Sneaky banks need to be set straight
Commentator Amelia Tyagi
TEXT OF COMMENTARY
Kai Ryssdal: Just in time for the holiday season, the Federal Reserve announced another crackdown on corporate naughtiness today. The Fed says it wants to start regulating gift cards. And so prevent companies from charging excessive fees if you don't use 'em.
Those extra fees and service charges became commonplace as banks realized exactly how much money they could make off of them. Commentator Amelia Tyagi points out it hasn't always been this way. And it shouldn't be anymore.
AMELIA TYAGI: Picture this: You're checking out at the local diner, when you realize they've charged you an extra $5 for putting ice in your drink. Sounds ridiculous right? Reputable businesses just don't behave that way. But we've gotten accustomed to being mistreated by one industry: the banks.
Once upon a time, banking was a pretty boring business. Banks took deposits, made loans, and people paid them back. Profits were modest but predictable.
And then the industry was deregulated, and all bets were off.

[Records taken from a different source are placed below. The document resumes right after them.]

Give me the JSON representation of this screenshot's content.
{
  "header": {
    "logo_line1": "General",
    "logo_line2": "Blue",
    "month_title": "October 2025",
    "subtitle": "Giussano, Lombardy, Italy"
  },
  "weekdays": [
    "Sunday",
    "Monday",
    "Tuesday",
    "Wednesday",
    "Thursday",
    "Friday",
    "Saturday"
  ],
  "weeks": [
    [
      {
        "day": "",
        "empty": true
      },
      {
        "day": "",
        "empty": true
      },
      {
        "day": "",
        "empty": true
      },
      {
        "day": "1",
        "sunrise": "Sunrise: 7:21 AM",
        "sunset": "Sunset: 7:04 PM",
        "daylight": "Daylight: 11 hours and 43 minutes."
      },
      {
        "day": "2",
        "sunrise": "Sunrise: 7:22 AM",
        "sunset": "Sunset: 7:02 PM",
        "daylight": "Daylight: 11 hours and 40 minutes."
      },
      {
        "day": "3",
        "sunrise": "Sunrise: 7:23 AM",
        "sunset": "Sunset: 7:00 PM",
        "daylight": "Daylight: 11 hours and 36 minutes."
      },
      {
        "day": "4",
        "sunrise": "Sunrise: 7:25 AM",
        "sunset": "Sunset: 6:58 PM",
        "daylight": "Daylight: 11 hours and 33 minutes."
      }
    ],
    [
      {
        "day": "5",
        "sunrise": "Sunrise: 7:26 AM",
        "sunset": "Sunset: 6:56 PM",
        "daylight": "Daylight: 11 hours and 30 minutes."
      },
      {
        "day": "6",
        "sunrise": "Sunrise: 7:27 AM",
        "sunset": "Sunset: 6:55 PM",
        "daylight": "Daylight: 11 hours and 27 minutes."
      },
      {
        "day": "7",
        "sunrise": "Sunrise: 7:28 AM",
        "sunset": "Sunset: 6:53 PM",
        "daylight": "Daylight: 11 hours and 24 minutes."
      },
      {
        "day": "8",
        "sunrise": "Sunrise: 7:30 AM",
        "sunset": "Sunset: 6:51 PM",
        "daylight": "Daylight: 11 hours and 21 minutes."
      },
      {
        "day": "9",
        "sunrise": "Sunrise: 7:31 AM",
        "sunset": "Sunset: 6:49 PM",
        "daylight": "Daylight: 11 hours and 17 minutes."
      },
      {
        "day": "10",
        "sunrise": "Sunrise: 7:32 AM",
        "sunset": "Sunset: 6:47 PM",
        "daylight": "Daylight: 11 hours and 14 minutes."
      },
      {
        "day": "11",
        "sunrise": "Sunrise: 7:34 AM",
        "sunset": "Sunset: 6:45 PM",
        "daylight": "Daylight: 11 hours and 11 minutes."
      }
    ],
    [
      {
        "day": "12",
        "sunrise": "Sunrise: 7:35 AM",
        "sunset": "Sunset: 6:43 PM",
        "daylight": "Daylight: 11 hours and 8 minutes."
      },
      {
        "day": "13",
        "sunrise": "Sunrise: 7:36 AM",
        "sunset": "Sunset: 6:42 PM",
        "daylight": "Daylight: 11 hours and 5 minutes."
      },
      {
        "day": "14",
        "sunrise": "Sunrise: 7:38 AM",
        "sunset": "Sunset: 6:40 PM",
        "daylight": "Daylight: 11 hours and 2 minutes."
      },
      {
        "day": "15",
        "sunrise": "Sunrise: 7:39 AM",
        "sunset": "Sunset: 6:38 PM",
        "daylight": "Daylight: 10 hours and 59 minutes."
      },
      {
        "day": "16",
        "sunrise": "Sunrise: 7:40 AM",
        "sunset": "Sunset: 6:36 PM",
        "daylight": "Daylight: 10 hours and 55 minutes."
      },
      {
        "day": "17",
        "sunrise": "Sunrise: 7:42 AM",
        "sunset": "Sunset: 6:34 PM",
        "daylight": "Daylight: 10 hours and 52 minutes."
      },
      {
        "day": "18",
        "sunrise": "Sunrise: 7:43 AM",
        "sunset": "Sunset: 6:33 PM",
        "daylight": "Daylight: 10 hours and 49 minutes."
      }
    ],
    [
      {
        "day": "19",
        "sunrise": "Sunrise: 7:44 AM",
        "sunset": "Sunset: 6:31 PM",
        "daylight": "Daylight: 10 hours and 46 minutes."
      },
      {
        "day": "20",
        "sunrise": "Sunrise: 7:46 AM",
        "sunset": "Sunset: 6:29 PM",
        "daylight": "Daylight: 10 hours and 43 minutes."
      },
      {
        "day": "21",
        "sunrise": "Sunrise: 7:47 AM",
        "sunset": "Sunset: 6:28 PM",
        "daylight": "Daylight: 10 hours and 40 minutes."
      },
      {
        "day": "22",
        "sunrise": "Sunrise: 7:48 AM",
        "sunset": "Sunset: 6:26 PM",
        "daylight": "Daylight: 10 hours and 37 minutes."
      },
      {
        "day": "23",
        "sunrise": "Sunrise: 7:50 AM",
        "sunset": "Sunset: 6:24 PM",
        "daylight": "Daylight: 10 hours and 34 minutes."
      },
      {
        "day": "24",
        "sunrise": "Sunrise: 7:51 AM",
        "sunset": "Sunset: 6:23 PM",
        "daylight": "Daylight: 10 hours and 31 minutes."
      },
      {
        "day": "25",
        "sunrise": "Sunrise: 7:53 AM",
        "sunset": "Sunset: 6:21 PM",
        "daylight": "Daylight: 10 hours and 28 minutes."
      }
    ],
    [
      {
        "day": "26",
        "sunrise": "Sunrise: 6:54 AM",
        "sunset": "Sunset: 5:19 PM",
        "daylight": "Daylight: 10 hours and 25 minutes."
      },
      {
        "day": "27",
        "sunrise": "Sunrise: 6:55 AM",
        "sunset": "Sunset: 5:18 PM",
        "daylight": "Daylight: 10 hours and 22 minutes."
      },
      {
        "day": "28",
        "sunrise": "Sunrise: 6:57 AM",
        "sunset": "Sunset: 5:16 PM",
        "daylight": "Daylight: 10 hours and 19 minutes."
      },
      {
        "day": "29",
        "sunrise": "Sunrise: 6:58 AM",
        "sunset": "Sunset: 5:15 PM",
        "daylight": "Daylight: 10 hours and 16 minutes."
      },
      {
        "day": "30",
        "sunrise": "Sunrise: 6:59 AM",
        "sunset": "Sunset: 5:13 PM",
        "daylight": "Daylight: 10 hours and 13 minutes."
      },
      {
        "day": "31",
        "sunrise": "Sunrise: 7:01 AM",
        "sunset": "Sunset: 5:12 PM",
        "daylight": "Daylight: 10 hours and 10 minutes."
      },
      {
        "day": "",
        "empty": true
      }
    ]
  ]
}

No longer did banks make their profits from reasonably priced loans to people who were able to pay. Instead, pre-approved credit card offers flooded the mailbox of every man, woman, and child. Opening a checking account became free, while bounced check fees skyrocketed.

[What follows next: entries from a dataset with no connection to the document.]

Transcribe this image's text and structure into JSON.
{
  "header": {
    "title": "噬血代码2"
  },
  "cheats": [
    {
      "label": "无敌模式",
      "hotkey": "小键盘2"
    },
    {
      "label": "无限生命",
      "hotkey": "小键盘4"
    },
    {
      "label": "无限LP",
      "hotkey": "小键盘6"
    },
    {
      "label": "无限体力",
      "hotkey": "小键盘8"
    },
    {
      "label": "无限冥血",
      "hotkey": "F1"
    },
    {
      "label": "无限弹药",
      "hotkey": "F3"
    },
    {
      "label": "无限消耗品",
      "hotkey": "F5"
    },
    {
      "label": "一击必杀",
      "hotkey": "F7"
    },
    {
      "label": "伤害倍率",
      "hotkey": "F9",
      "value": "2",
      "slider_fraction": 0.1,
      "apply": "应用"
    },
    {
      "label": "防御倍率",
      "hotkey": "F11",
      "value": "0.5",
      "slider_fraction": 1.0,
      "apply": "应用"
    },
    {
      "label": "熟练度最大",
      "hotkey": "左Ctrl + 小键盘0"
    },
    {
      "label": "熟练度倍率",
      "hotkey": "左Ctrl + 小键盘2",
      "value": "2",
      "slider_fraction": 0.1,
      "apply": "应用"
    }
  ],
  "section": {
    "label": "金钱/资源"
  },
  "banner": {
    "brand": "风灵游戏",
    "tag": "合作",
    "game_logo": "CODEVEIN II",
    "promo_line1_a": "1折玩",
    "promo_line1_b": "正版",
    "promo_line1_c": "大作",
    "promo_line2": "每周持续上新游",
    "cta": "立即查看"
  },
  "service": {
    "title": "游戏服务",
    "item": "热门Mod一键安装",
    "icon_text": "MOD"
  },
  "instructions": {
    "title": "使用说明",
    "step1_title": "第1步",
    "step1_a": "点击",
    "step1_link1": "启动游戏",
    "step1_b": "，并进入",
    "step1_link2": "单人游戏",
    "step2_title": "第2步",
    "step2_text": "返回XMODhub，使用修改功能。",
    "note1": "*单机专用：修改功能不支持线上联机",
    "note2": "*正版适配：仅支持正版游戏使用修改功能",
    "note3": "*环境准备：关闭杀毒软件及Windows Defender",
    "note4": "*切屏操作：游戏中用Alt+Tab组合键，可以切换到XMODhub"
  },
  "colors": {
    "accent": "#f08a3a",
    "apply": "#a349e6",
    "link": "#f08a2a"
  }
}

For most banks the real profits now come from late fees, balloon payments, default interest rates, and a host of other tricks and traps. In other words, making a profit has become an exercise in misdirection and misinformation. Sneaky has become the norm.

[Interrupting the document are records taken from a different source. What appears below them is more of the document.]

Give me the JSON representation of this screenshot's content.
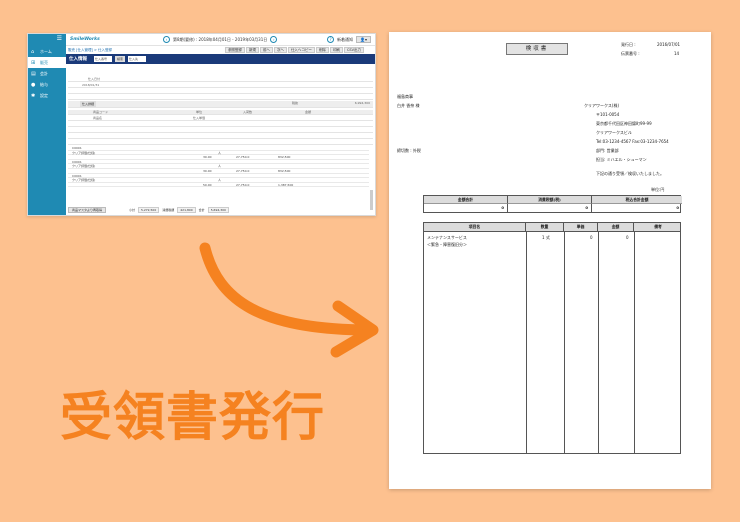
{
  "app": {
    "logo": "SmileWorks",
    "period": "第8期(要修) : 2018年04月01日 - 2019年03月31日",
    "notice": "新着通知",
    "user": "▾"
  },
  "sidebar": [
    {
      "label": "ホーム",
      "icon": "home-icon",
      "glyph": "⌂"
    },
    {
      "label": "販売",
      "icon": "cart-icon",
      "glyph": "⊞"
    },
    {
      "label": "会計",
      "icon": "calculator-icon",
      "glyph": "▤"
    },
    {
      "label": "給与",
      "icon": "coins-icon",
      "glyph": "●"
    },
    {
      "label": "設定",
      "icon": "gear-icon",
      "glyph": "✱"
    }
  ],
  "breadcrumb": "販売 [仕入管理] > 仕入登録",
  "toolbar": [
    "参照登録",
    "新規",
    "前へ",
    "次へ",
    "仕入ヘコピー",
    "削除",
    "印刷",
    "CSV出力"
  ],
  "form": {
    "title": "仕入情報",
    "field1": "仕入番号",
    "search": "検索",
    "field2": "仕入先",
    "field3": "仕入日付",
    "btn": "仕入詳細",
    "date": "2018/01/31",
    "tax": "税抜",
    "amount": "6,994,300"
  },
  "table": {
    "head1": "商品コード",
    "head2": "商品名",
    "head3": "単位",
    "head4": "入荷数",
    "head5": "仕入単価",
    "head6": "金額"
  },
  "rows": [
    {
      "code": "C0001",
      "name": "クリア評価(仕様)",
      "unit": "人",
      "qty": "30.00",
      "price": "27,750.0",
      "amount": "832,500"
    },
    {
      "code": "C0001",
      "name": "クリア評価(仕様)",
      "unit": "人",
      "qty": "30.00",
      "price": "27,750.0",
      "amount": "832,500"
    },
    {
      "code": "C0001",
      "name": "クリア評価(仕様)",
      "unit": "人",
      "qty": "50.00",
      "price": "27,750.0",
      "amount": "1,387,500"
    }
  ],
  "footer": {
    "btn": "商品マスタより再取得",
    "sub": "小計",
    "subv": "5,272,500",
    "tax": "消費税額",
    "taxv": "421,800",
    "total": "合計",
    "totalv": "5,694,300"
  },
  "doc": {
    "title": "検収書",
    "issue_label": "発行日 :",
    "issue_date": "2016/07/01",
    "no_label": "伝票番号 :",
    "no": "14",
    "customer_co": "福島商事",
    "customer": "白井 香奈 様",
    "company": "クリアワークス(株)",
    "zip": "〒101-0054",
    "addr": "東京都千代田区神田錦町99-99",
    "bldg": "クリアワークスビル",
    "tel": "Tel:03-1234-4567 Fax:03-1234-7654",
    "dept": "部門: 営業部",
    "staff": "担当: ミハエル・シューマン",
    "terms": "締切数 : 外税",
    "message": "下記の通り受領／検収いたしました。",
    "unit_note": "単位:円",
    "sum_headers": [
      "金額合計",
      "消費税額(税)",
      "税込合計金額"
    ],
    "sum_values": [
      "0",
      "0",
      "0"
    ],
    "item_headers": [
      "項目名",
      "数量",
      "単価",
      "金額",
      "備考"
    ],
    "item_name": "メンテナンスサービス",
    "item_sub": "＜緊急・障害復旧分＞",
    "item_qty": "1 式",
    "item_price": "0",
    "item_amount": "0"
  },
  "caption": "受領書発行",
  "colors": {
    "accent": "#1f8ab3",
    "navy": "#1a3a7a",
    "orange": "#f58220",
    "bg": "#fdc18f"
  }
}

A new government agency, like the Consumer Financial Protection Agency, now under consideration, could help level the playing field and force banks to be honest with their customers.
Some complain that such a move could impinge the free market. But a free market assumes that customers can comparison shop, and understand what different products truly cost. But how can an average customer read a 30-page credit-card contract, and know which issuer is more likely to trigger a default rate of interest? The marketplace for financial services hasn't been free -- or fair -- for a long time.
There is also some noise that a new protection agency could stifle innovation. But is an over-the-limit fee really an innovation, or just a cheap trick designed to fool customers into believing a product costs one price when the majority of customers actually pay far more?
If banks behaved like decent and honorable businesses, I would be the first to shout out against a new agency. But as long as they continue to sneak in extra charges and hide what they charge for their services, we need someone to set the market straight.
RYSSDAL: Amelia Tyagi wrote with her mother, Elizabeth Warren, an article in the Harvard Business Review that popularized the idea of a Consumer Financial Protection Association.